Re: [RFC PATCH v1 00/11] Manage the top tier memory in a tiered memory

[Shakeel Butt]

On Fri, Apr 9, 2021 at 4:26 PM Tim Chen <tim.c.chen@xxxxxxxxxxxxxxx> wrote:
>
>
> On 4/8/21 4:52 AM, Michal Hocko wrote:
>
> >> The top tier memory used is reported in
> >>
> >> memory.toptier_usage_in_bytes
> >>
> >> The amount of top tier memory usable by each cgroup without
> >> triggering page reclaim is controlled by the
> >>
> >> memory.toptier_soft_limit_in_bytes
> >
>
> Michal,
>
> Thanks for your comments.  I will like to take a step back and
> look at the eventual goal we envision: a mechanism to partition the
> tiered memory between the cgroups.
>
> A typical use case may be a system with two set of tasks.
> One set of task is very latency sensitive and we desire instantaneous
> response from them. Another set of tasks will be running batch jobs
> were latency and performance is not critical.   In this case,
> we want to carve out enough top tier memory such that the working set
> of the latency sensitive tasks can fit entirely in the top tier memory.
> The rest of the top tier memory can be assigned to the background tasks.
>
> To achieve such cgroup based tiered memory management, we probably want
> something like the following.
>
> For generalization let's say that there are N tiers of memory t_0, t_1 ... t_N-1,
> where tier t_0 sits at the top and demotes to the lower tier.
> We envision for this top tier memory t0 the following knobs and counters
> in the cgroup memory controller
>
> memory_t0.current       Current usage of tier 0 memory by the cgroup.
>
> memory_t0.min           If tier 0 memory used by the cgroup falls below this low
>                         boundary, the memory will not be subjected to demotion
>                         to lower tiers to free up memory at tier 0.
>
> memory_t0.low           Above this boundary, the tier 0 memory will be subjected
>                         to demotion.  The demotion pressure will be proportional
>                         to the overage.
>
> memory_t0.high          If tier 0 memory used by the cgroup exceeds this high
>                         boundary, allocation of tier 0 memory by the cgroup will
>                         be throttled. The tier 0 memory used by this cgroup
>                         will also be subjected to heavy demotion.
>
> memory_t0.max           This will be a hard usage limit of tier 0 memory on the cgroup.
>
> If needed, memory_t[12...].current/min/low/high for additional tiers can be added.
> This follows closely with the design of the general memory controller interface.
>
> Will such an interface looks sane and acceptable with everyone?
>

I have a couple of questions.
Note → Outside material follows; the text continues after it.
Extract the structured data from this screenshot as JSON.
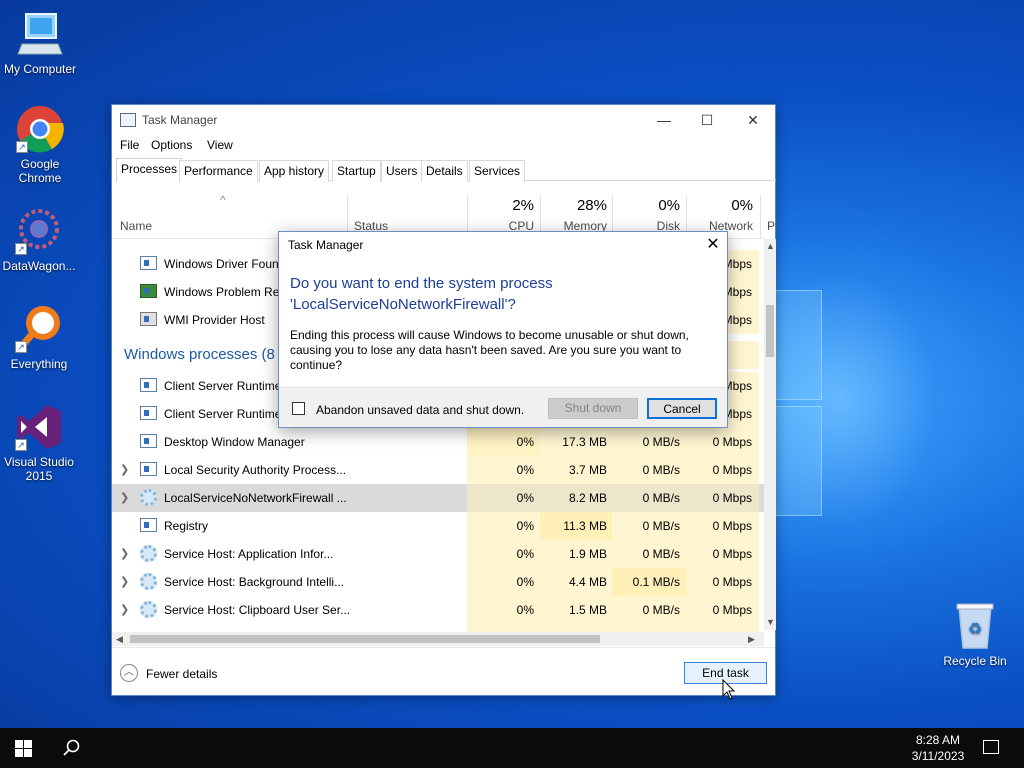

Let's suppose we have a two socket
system. Node 0 (DRAM+CPUs), Node 1 (DRAM+CPUs), Node 2 (PMEM on socket
0 along with Node 0) and Node 3 (PMEM on socket 1 along with Node 1).
Based on the tier definition of this patch series, tier_0: {node_0,
node_1} and tier_1: {node_2, node_3}.

My questions are:

1) Can we assume that the cost of access within a tier will always be
less than the cost of access from the tier? (node_0 <-> node_1 vs
node_0 <-> node_2)
2) If yes to (1), is that assumption future proof? Will the future
systems with DRAM over CXL support have the same characteristics?
3) Will the cost of access from tier_0 to tier_1 be uniform? (node_0
<-> node_2 vs node_0 <-> node_3). For jobs running on node_0, node_3
might be third tier and similarly for jobs running on node_1, node_2
might be third tier.

The reason I am asking these questions is that the statically
partitioning memory nodes into tiers will inherently add platform
specific assumptions in the user API.

Assumptions like:
1) Access within tier is always cheaper than across tier.
2) Access from tier_i to tier_i+1 has uniform cost.

The reason I am more inclined towards having numa centric control is
that we don't have to make these assumptions. Though the usability
will be more difficult. Greg (CCed) has some ideas on making it better
and we will share our proposal after polishing it a bit more.